Raya memberinya sebutir obat pereda nyeri, beserta segelas air, setelahnya pria itu mencoba memejamkan matanya, dan itu benar benar berhasil, nyeri di kepalanya sedikit berkurang dan dia bisa kembali tidur.
Hingga keesokan paginya, Raya terbangun dan melihat pria itu telah duduk di kursi. Menatap dirinya.
"Tuan sudah bangun?"
Pria itu mengangguk, "Aku sangat lapar."
Raya menggaruk tengkuknya yang tidak gatal, "Aku akan membuat sarapan untukmu."
"Terima kasih! Aku akan membalas semua kebaikanmu, Raya," ujarnya dengan kedua manik hitam mengikuti langkah Raya.
Raya mengangguk, lalu dia pergi ke dapur dan membuat nasi goreng. Tak lama dia keluar dari dapur dan meletakkan sepiring nasi goreng di depan pria yang tidak dia ketahui namanya itu.
"Aku akan berangkat kerja! Tuan bisa istirahat di sini, nanti siang aku juga pulang dan akan membawa obat untuk Tuan."
Pria yang terus menatap Raya itu mengangguk, "Sepertinya usia kita hanya berjarak beberapa tahun saja."
Raya terkekeh, "Kau bisa lihat dari mana? Kau saja tidak pernah melihat identitasku."
"Entahlah ... perasaanku mengatakan hal itu."
"Mungkin saja, kita bisa lihat nanti setelah identitasmu ketemu atau kau ingat sesuatu, oke!" ujar Raya dengan senyuman mengembang di bibirnya.
"Jadi kau tidak harus terus memanggilku Tuan!"
"Itu karena aku belum tahu namamu Tuan, atau kau mau aku panggil Mr.
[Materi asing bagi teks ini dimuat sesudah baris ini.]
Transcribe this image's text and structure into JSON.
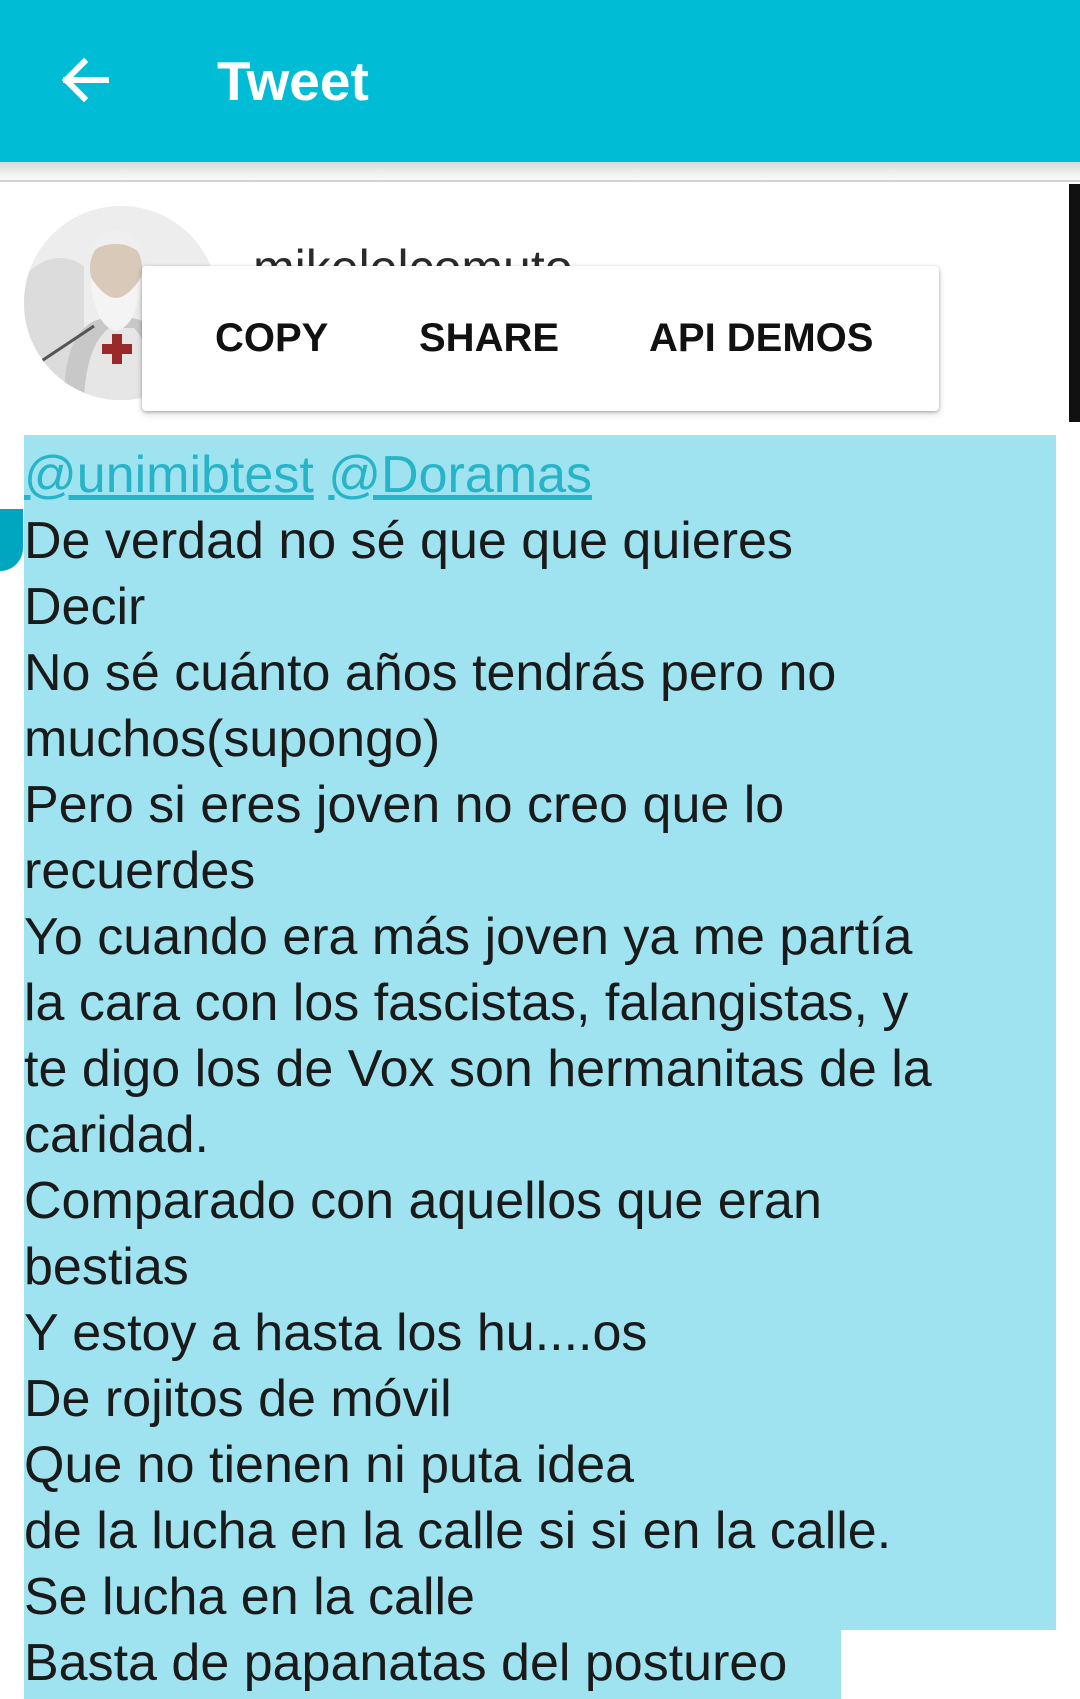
{
  "app_bar": {
    "title": "Tweet",
    "back_icon": "arrow-left-icon",
    "background_color": "#00bcd4"
  },
  "tweet": {
    "user_name": "mikelelcomuto",
    "mentions": [
      "@unimibtest",
      "@Doramas"
    ],
    "lines": [
      "De verdad no sé que que quieres",
      "Decir",
      "No sé cuánto años tendrás pero no",
      "muchos(supongo)",
      "Pero si eres joven no creo que lo",
      "recuerdes",
      "Yo cuando era más joven ya me partía",
      "la cara con los fascistas, falangistas, y",
      "te digo los de Vox son hermanitas de la",
      "caridad.",
      "Comparado con aquellos que eran",
      "bestias",
      "Y estoy a hasta los hu....os",
      "De rojitos de móvil",
      "Que no tienen ni puta idea",
      "de la lucha en la calle si si en la calle.",
      "Se lucha en la calle",
      "Basta de papanatas del postureo"
    ]
  },
  "context_menu": {
    "items": [
      "COPY",
      "SHARE",
      "API DEMOS"
    ]
  },
  "colors": {
    "accent": "#00bcd4",
    "selection": "#9ee3ef",
    "link": "#27b4c8"
  }
}
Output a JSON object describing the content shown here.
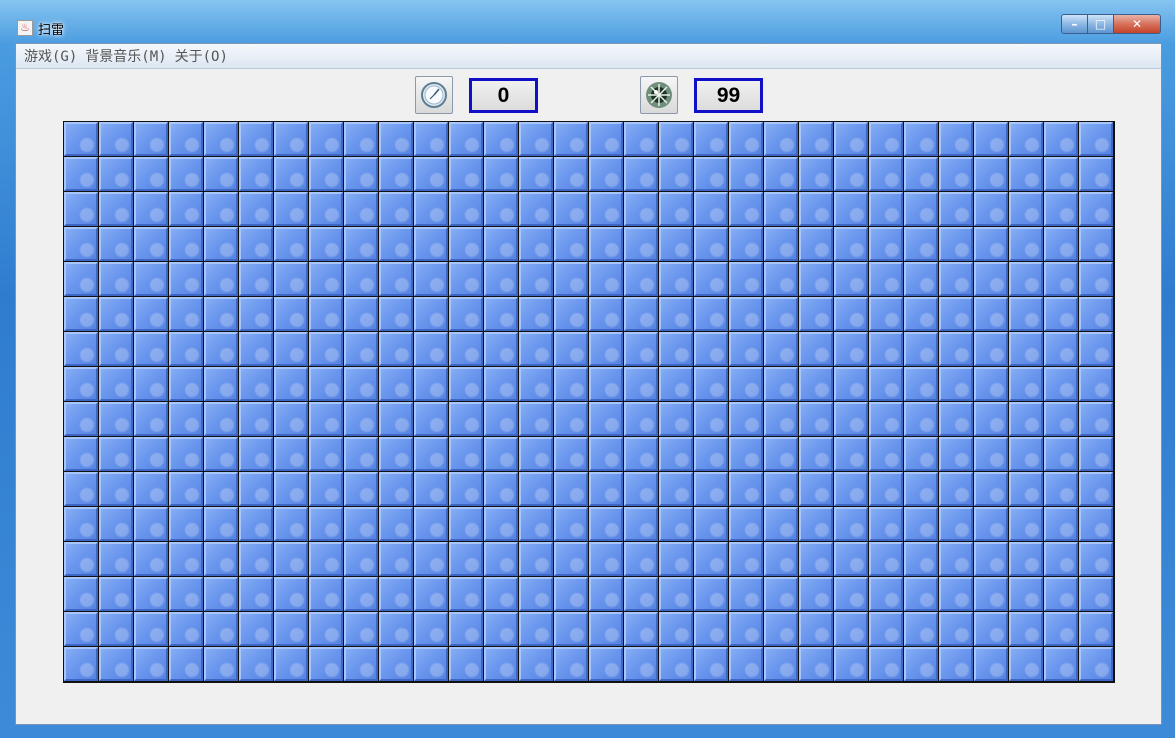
{
  "window": {
    "title": "扫雷",
    "minimize_symbol": "–",
    "maximize_symbol": "□",
    "close_symbol": "✕"
  },
  "menu": {
    "items": [
      {
        "label": "游戏(G)"
      },
      {
        "label": "背景音乐(M)"
      },
      {
        "label": "关于(O)"
      }
    ]
  },
  "status": {
    "timer_icon": "clock-icon",
    "timer_value": "0",
    "mine_icon": "mine-icon",
    "mines_remaining": "99"
  },
  "board": {
    "columns": 30,
    "rows": 16,
    "cell_state": "covered",
    "cell_color": "#6b97ee"
  },
  "colors": {
    "counter_border": "#1010c8",
    "cell_highlight": "#a9c6fb",
    "cell_shadow": "#3e66c4"
  }
}
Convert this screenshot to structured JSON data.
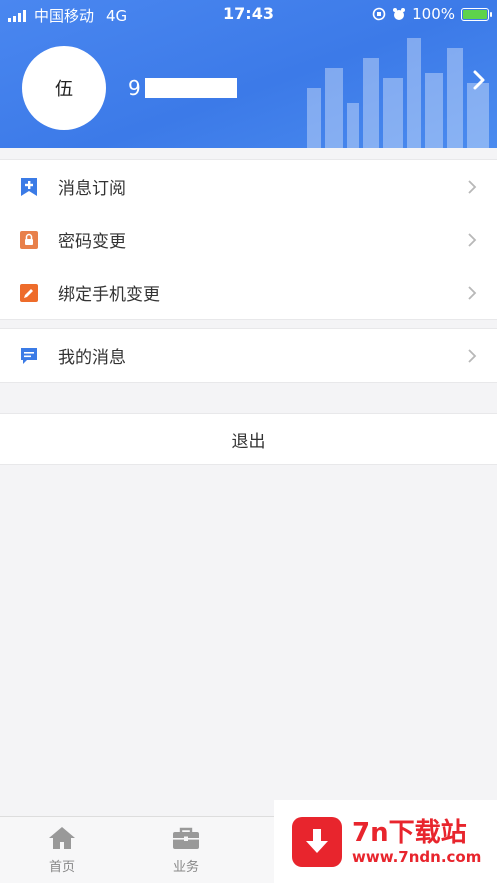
{
  "status_bar": {
    "carrier": "中国移动",
    "network": "4G",
    "time": "17:43",
    "battery_percent": "100%",
    "battery_level": 1.0
  },
  "profile": {
    "avatar_text": "伍",
    "account_prefix": "9"
  },
  "menu_group_1": [
    {
      "label": "消息订阅",
      "icon": "subscribe-bookmark-icon",
      "color": "#3b7be6"
    },
    {
      "label": "密码变更",
      "icon": "lock-icon",
      "color": "#e8804a"
    },
    {
      "label": "绑定手机变更",
      "icon": "edit-pen-icon",
      "color": "#ee6c2b"
    }
  ],
  "menu_group_2": [
    {
      "label": "我的消息",
      "icon": "message-icon",
      "color": "#3b7be6"
    }
  ],
  "logout_label": "退出",
  "tabbar": [
    {
      "label": "首页",
      "icon": "home-icon"
    },
    {
      "label": "业务",
      "icon": "briefcase-icon"
    }
  ],
  "watermark": {
    "title": "7n下载站",
    "url": "www.7ndn.com"
  },
  "colors": {
    "header_blue": "#3c7ae8",
    "accent_red": "#e8252d",
    "page_bg": "#f4f4f6"
  }
}
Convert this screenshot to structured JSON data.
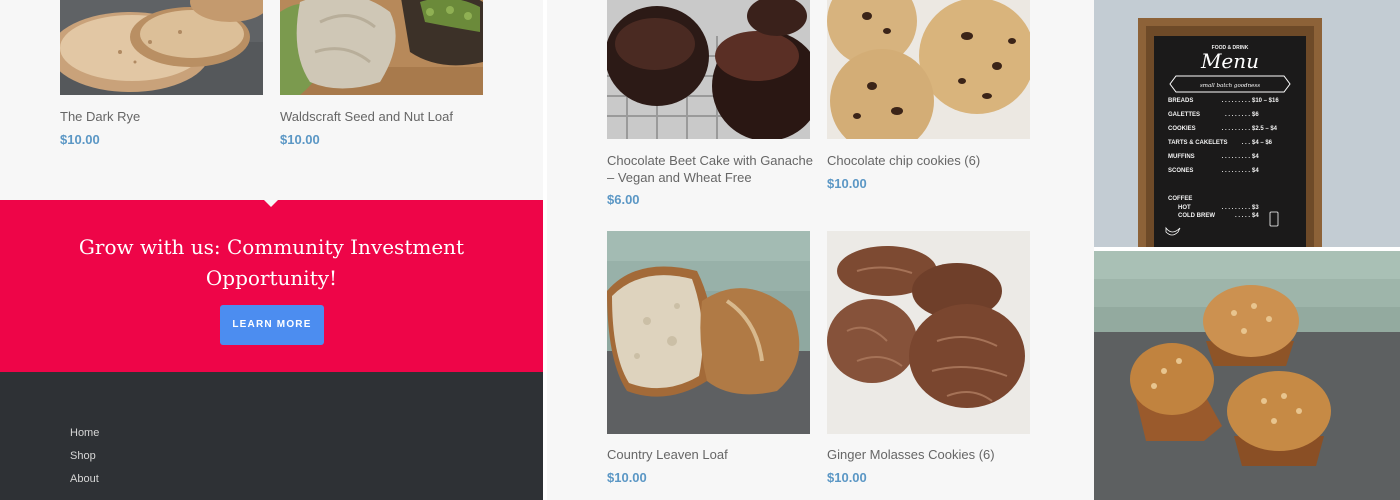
{
  "left_products": [
    {
      "name": "The Dark Rye",
      "price": "$10.00",
      "image": "sliced-rye-bread"
    },
    {
      "name": "Waldscraft Seed and Nut Loaf",
      "price": "$10.00",
      "image": "seed-loaf-with-linen"
    }
  ],
  "promo": {
    "title": "Grow with us: Community Investment Opportunity!",
    "button_label": "LEARN MORE"
  },
  "footer_links": [
    "Home",
    "Shop",
    "About"
  ],
  "mid_products": [
    {
      "name": "Chocolate Beet Cake with Ganache – Vegan and Wheat Free",
      "price": "$6.00",
      "image": "chocolate-bundt-cakes"
    },
    {
      "name": "Chocolate chip cookies (6)",
      "price": "$10.00",
      "image": "chocolate-chip-cookies"
    },
    {
      "name": "Country Leaven Loaf",
      "price": "$10.00",
      "image": "country-leaven-loaf"
    },
    {
      "name": "Ginger Molasses Cookies (6)",
      "price": "$10.00",
      "image": "ginger-molasses-cookies"
    }
  ],
  "menu_board": {
    "header": "FOOD & DRINK",
    "title": "Menu",
    "ribbon": "small batch goodness",
    "items": [
      {
        "name": "BREADS",
        "dots": ". . . . . . . . .",
        "price": "$10 – $16"
      },
      {
        "name": "GALETTES",
        "dots": ". . . . . . . .",
        "price": "$6"
      },
      {
        "name": "COOKIES",
        "dots": ". . . . . . . . .",
        "price": "$2.5 – $4"
      },
      {
        "name": "TARTS & CAKELETS",
        "dots": ". . .",
        "price": "$4 – $6"
      },
      {
        "name": "MUFFINS",
        "dots": ". . . . . . . . .",
        "price": "$4"
      },
      {
        "name": "SCONES",
        "dots": ". . . . . . . . .",
        "price": "$4"
      }
    ],
    "coffee_label": "COFFEE",
    "coffee_items": [
      {
        "name": "HOT",
        "dots": ". . . . . . . . .",
        "price": "$3"
      },
      {
        "name": "COLD BREW",
        "dots": ". . . . .",
        "price": "$4"
      }
    ]
  },
  "side_images": [
    "chalkboard-menu-photo",
    "oat-muffins-photo"
  ],
  "colors": {
    "promo_bg": "#ee0548",
    "button": "#4c8df0",
    "price": "#5b97c5",
    "footer_bg": "#2e3135"
  }
}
Amnesia?"
Celotehan Raya tentu saja membuat pria amnesia itu tertawa, dan cukup menghibur untuknya.
"Makanlah Mr. Amnesia, bukankah kau lapar?"
"Sekali lagi terima kasih."
***
Beberapa hari berlalu, setiap pagi Raya akan membuat sarapan untuk pria yang sampai hari ini tidak ingat apa-apa, bahkan namanya sekalipun. Dan sebagai gantinya, pria yang kondisinya cukup membaik itu akan membantu Raya membersihkan rumah.
Dengan cekatan dia membersihkan seluruh ruangan, bahkan menggosok kaca jendela hingga kinclong, sementara Raya akan pulang membawa makan siang yang diberikan rekannya dari bagian dapur untuk dibawa pulang.
"Mr. Amnesia aku pulang!" teriaknya saat sampai di depan rumah.
Tidak ada jawaban dari dalam rumah, hingga dia masuk ke dalam dan meletakkan makanan di atas meja. Mencari pria bertubuh tinggi tegap itu di dalam kamar namun tidak ada. Hanya ada suara gemericik air dari belakang.
Raya pun berjalan menuju dapur dan sontak kaget saat melihat pria yang masih tidak ingat apa-apa itu keluar dari kamar mandi dengan bertelanjang dada, memperlihatkan otot otot perut yang berjejer bak roti sobek serta otot lengan miliknya.
Glek!
Raya menelan saliva, bak baru pertama kali dia melihat pria beserta otot di tubuhnya.
"Raya kau sudah pulang?"
"Ah iya ... aku baru pulang! Kau baru mandi?"
"Tidak ... aku mandi untuk kedua kalinya, tadi membersihkan kaca jendela dan badanku penuh debu. Kau pasti sangat jarang membersihkan rumahmu ini."
Raya berdecih, "Eh, mana ada waktu aku membersihkan rumah, aku sibuk mencari uang, bekerja, lalu pergi kuliah."
Pria itu mengulum senyuman. "Kau pasti sangat lelah, ditambah ada aku yang merepotkan."
"Tidak, sama sekali tidak merepotkan, kau juga berguna kan di sini, rumahku jadi bersih dan juga rapi. Sepertinya kau orang yang rajin. Atau kau orang kaya yang mandiri dan selalu merawat diri. Bahkan kau mandi dua kali."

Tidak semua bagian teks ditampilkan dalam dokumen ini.